Lemming and Swankette: I didn't list a single deduction I don't profit from. I claimed them all on my taxes, and I'll cash the check happily. You gotta play to win, as the motto of another great government boondoggle goes.

I've spent almost my entire life (certainly the last 30 years of it) associated with nonprofits of one sort or another. I have faith we'll muddle through somehow.

But since you mention it, Lem, I see no reason at all that anyone who doesn't earn income should get a tax deduction. Populating the frontier is no longer a major governmental concern.

4:50 PM, April 18, 2006  
Blogger tommyspoon said...

Apparently, I've been talking out of my butt on this issue. This conclusion was made by my Sweetie, who has two graduate-level Economics courses under her belt (scoring A's in both thankyaverymuch) whereas I, OTOH, can barely balance my checkbook.

I put our quandry to her and her answer was pretty quick: a progressive or graudated tax is the answer. My idea won't fly because it would encourage people to make less money in order to avoid taxation. (If you're shaking your head at this point like I was last night, just trust the economists on this one. There are plenty of studies to back this assertion up.)

Ok, so now we have a solution. Next step: start bothering your elected officials. I plan on doing that and mentioning that Ipsos poll again and again and again.

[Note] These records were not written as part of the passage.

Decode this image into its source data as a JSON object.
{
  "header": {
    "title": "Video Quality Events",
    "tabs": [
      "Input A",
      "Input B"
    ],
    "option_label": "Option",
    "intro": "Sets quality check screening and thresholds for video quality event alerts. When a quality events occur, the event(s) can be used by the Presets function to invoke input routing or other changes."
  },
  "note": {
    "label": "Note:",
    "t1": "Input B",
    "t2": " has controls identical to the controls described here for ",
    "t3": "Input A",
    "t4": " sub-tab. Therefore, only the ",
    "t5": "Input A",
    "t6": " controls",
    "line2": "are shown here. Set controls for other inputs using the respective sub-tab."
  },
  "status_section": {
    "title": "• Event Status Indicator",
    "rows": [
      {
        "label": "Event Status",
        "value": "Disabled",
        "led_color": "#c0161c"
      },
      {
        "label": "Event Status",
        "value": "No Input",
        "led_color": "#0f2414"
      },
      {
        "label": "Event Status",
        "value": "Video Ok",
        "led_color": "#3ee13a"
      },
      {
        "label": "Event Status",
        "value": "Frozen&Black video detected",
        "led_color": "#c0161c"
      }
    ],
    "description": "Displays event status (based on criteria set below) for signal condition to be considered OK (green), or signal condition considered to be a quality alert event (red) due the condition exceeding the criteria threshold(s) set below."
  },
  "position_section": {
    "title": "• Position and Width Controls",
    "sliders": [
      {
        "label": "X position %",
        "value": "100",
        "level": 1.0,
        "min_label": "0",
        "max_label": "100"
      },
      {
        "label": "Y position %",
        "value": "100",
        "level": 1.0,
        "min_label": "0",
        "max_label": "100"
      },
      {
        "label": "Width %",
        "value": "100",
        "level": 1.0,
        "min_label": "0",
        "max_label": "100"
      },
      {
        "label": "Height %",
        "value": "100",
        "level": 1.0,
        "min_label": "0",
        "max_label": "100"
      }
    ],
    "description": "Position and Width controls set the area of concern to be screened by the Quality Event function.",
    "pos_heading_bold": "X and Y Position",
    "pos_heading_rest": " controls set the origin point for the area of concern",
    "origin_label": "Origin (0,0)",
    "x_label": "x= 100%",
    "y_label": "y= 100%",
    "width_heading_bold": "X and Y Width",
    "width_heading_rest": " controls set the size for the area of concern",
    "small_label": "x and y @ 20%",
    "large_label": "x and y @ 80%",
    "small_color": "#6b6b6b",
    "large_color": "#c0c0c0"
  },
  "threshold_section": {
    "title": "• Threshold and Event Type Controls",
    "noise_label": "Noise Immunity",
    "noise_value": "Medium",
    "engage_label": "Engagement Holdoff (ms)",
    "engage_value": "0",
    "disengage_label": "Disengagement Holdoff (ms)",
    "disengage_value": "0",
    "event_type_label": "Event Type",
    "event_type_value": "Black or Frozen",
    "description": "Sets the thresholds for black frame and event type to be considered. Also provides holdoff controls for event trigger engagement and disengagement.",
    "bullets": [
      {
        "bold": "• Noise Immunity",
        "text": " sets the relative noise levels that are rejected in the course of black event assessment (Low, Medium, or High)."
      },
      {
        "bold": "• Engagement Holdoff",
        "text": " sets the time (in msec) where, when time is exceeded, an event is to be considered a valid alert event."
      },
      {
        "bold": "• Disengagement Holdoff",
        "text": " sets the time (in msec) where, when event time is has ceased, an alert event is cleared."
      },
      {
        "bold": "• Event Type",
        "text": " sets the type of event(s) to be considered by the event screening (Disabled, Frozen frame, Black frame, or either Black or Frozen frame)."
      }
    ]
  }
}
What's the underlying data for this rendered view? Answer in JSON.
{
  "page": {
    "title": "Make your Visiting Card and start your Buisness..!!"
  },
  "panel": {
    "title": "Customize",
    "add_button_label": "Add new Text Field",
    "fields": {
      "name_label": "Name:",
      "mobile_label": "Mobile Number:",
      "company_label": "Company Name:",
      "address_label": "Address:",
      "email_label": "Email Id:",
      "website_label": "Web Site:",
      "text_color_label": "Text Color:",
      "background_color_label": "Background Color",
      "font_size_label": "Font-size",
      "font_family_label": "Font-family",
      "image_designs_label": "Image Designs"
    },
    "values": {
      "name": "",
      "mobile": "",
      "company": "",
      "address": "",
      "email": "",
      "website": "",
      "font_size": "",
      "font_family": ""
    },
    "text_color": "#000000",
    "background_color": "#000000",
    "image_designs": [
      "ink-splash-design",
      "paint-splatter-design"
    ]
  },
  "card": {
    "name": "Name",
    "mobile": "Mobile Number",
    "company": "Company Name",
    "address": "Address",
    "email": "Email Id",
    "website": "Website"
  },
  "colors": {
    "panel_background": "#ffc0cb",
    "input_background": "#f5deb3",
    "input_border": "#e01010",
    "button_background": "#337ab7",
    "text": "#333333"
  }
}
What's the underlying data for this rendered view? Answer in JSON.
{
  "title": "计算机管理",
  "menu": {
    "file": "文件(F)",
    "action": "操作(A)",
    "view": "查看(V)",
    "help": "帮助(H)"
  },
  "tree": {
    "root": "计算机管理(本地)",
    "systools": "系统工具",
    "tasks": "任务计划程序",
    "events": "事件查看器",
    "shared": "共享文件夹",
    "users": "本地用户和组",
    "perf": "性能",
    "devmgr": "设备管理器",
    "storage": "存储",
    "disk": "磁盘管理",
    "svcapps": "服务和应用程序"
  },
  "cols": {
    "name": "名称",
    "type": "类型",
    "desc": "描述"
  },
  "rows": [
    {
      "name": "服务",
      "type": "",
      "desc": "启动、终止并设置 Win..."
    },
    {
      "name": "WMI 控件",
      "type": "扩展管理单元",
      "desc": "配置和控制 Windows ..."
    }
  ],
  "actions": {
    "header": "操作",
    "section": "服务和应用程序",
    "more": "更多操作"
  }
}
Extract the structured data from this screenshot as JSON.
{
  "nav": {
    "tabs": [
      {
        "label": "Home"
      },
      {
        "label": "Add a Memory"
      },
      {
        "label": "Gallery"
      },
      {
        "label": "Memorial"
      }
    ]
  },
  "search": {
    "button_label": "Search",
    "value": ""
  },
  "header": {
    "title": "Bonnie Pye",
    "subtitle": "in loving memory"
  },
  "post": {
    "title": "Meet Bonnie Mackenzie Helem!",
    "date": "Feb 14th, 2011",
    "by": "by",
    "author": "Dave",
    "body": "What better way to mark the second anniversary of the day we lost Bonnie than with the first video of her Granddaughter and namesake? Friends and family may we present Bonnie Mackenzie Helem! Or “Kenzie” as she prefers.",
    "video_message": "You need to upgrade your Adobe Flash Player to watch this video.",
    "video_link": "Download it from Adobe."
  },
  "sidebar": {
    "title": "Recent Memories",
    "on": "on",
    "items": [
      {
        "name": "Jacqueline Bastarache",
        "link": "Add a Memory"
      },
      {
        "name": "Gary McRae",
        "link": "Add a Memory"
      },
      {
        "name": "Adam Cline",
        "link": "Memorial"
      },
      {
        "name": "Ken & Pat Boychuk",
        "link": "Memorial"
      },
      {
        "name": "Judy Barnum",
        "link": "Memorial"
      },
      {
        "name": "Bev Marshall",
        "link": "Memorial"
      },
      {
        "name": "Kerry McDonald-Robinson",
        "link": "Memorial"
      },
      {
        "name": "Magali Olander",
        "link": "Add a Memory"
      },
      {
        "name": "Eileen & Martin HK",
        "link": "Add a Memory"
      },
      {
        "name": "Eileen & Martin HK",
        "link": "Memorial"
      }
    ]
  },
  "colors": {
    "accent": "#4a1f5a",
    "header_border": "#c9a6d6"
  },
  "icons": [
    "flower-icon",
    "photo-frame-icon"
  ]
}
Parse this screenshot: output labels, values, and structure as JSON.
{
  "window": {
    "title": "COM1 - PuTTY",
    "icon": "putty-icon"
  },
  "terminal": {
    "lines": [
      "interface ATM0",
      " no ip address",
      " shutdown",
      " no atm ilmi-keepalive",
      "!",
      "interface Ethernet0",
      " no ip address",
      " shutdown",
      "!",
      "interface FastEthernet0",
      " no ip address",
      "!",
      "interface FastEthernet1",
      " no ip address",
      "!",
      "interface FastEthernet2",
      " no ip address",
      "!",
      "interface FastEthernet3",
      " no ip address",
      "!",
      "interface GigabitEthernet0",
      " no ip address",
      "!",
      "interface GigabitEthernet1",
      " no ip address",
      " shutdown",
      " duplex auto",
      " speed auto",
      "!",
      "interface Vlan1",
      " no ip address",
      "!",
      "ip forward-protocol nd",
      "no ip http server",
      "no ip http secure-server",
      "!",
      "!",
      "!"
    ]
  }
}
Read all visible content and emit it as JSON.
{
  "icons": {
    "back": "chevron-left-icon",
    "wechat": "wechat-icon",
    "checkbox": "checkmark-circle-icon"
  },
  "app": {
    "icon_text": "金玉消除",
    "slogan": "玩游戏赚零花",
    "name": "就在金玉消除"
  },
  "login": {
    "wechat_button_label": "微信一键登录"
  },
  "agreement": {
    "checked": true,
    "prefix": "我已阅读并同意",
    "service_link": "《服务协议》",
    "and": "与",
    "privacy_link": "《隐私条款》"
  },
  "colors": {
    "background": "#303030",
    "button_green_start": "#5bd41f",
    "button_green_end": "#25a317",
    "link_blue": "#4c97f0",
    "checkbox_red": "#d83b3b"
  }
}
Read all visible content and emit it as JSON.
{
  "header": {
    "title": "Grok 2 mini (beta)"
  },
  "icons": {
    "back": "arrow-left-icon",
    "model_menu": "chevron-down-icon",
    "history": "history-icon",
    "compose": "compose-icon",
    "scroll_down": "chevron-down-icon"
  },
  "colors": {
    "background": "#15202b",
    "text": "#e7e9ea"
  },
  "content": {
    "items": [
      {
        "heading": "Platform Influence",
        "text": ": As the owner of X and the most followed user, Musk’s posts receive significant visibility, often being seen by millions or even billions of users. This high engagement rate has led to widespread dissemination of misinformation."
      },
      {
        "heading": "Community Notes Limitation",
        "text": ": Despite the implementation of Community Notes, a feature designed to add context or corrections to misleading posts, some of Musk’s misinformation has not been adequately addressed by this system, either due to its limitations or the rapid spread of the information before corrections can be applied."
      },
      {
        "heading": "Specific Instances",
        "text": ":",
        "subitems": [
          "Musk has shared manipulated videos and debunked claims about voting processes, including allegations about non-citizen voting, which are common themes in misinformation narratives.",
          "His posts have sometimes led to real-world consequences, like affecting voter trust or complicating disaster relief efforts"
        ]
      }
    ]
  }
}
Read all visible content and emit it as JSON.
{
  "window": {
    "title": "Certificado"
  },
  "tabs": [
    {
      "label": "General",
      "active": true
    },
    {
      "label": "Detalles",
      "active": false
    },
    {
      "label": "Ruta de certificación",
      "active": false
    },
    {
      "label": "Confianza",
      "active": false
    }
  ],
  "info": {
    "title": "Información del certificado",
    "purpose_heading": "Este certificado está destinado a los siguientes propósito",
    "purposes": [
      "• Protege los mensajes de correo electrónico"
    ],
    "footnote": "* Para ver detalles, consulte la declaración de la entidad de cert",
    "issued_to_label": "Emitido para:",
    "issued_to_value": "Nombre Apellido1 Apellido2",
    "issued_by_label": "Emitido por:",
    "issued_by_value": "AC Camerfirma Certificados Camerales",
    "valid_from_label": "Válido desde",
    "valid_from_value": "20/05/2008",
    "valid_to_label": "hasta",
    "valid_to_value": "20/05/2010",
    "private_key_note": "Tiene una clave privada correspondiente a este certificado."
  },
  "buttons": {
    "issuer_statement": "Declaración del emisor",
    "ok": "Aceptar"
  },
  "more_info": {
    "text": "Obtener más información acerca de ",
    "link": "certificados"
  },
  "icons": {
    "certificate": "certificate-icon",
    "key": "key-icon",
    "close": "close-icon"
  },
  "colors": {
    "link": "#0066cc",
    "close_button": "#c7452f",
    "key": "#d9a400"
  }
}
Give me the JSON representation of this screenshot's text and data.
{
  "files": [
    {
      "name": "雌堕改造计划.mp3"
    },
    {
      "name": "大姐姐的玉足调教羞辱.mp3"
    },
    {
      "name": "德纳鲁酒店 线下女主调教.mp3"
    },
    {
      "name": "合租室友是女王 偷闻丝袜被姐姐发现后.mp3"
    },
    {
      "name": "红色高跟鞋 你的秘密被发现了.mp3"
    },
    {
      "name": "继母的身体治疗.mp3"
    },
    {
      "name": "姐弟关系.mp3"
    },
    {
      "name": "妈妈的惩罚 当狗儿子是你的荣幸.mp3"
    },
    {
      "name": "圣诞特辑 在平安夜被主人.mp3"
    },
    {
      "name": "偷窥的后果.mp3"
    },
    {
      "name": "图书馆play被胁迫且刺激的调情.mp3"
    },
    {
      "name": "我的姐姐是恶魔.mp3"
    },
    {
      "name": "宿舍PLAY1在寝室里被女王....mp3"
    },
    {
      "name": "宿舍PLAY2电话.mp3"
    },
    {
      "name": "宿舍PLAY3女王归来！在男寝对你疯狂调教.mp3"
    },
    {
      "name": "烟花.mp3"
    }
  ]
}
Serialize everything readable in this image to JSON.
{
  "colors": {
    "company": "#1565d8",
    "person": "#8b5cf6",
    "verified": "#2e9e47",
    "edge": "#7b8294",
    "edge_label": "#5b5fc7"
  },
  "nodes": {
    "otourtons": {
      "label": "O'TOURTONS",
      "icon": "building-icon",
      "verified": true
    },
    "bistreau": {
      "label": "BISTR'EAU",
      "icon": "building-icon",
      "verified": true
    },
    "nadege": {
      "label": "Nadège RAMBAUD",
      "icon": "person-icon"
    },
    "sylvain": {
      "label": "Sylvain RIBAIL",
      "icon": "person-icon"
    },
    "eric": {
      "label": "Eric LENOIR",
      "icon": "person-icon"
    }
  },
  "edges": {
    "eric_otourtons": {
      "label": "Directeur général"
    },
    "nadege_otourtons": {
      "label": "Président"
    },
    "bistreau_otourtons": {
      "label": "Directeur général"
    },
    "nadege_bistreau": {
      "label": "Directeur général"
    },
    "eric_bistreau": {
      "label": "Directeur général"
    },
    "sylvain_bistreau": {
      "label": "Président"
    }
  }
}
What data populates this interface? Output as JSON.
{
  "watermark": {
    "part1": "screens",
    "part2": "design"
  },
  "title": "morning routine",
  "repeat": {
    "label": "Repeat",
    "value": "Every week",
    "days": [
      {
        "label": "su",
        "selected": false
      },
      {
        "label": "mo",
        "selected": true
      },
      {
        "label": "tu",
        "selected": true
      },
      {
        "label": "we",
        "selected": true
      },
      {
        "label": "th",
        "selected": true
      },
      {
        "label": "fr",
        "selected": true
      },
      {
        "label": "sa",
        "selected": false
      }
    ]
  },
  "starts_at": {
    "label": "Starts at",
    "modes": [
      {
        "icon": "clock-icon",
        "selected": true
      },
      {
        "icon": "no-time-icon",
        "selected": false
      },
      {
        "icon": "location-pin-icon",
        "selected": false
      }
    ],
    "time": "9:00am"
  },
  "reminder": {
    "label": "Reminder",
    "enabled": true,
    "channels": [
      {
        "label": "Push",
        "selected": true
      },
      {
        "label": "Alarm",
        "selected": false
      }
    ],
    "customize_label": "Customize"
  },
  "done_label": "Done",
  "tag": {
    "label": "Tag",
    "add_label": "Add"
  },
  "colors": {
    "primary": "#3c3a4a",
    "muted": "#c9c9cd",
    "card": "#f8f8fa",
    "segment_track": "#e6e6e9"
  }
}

Joe, I completely agree with your definition of fairness: ...a tax system in which all taxpayers have equal access to deductions is more fair than one in which deductions are based on knowledge of the tax law, or willingness to hire same. But, according to Sweetie, this is not likely to happen any time soon without completely blowing up the system. The folks with the moneybags are paying their lobbyists and congresscritters boucoup bucks to make sure the status quo is maintained.

10:06 AM, April 19, 2006  
Blogger Joe said...

Oh, no, of course it's not likely. I've just said we should raise taxes on students, homeowners, charitable people, and in the comments, mothers.

(I didn't say it, but that's how it'll come out in the campaign ads. Paid for by H&R Block and Intuit, probably.)

When I tell people I'm against the antitrust exemption and prefer pecan pie, Lou Dobbs' head will probably explode.

5:36 PM, April 19, 2006  
Blogger tommyspoon said...

What's Lou Dobbs got against pecan pie, man?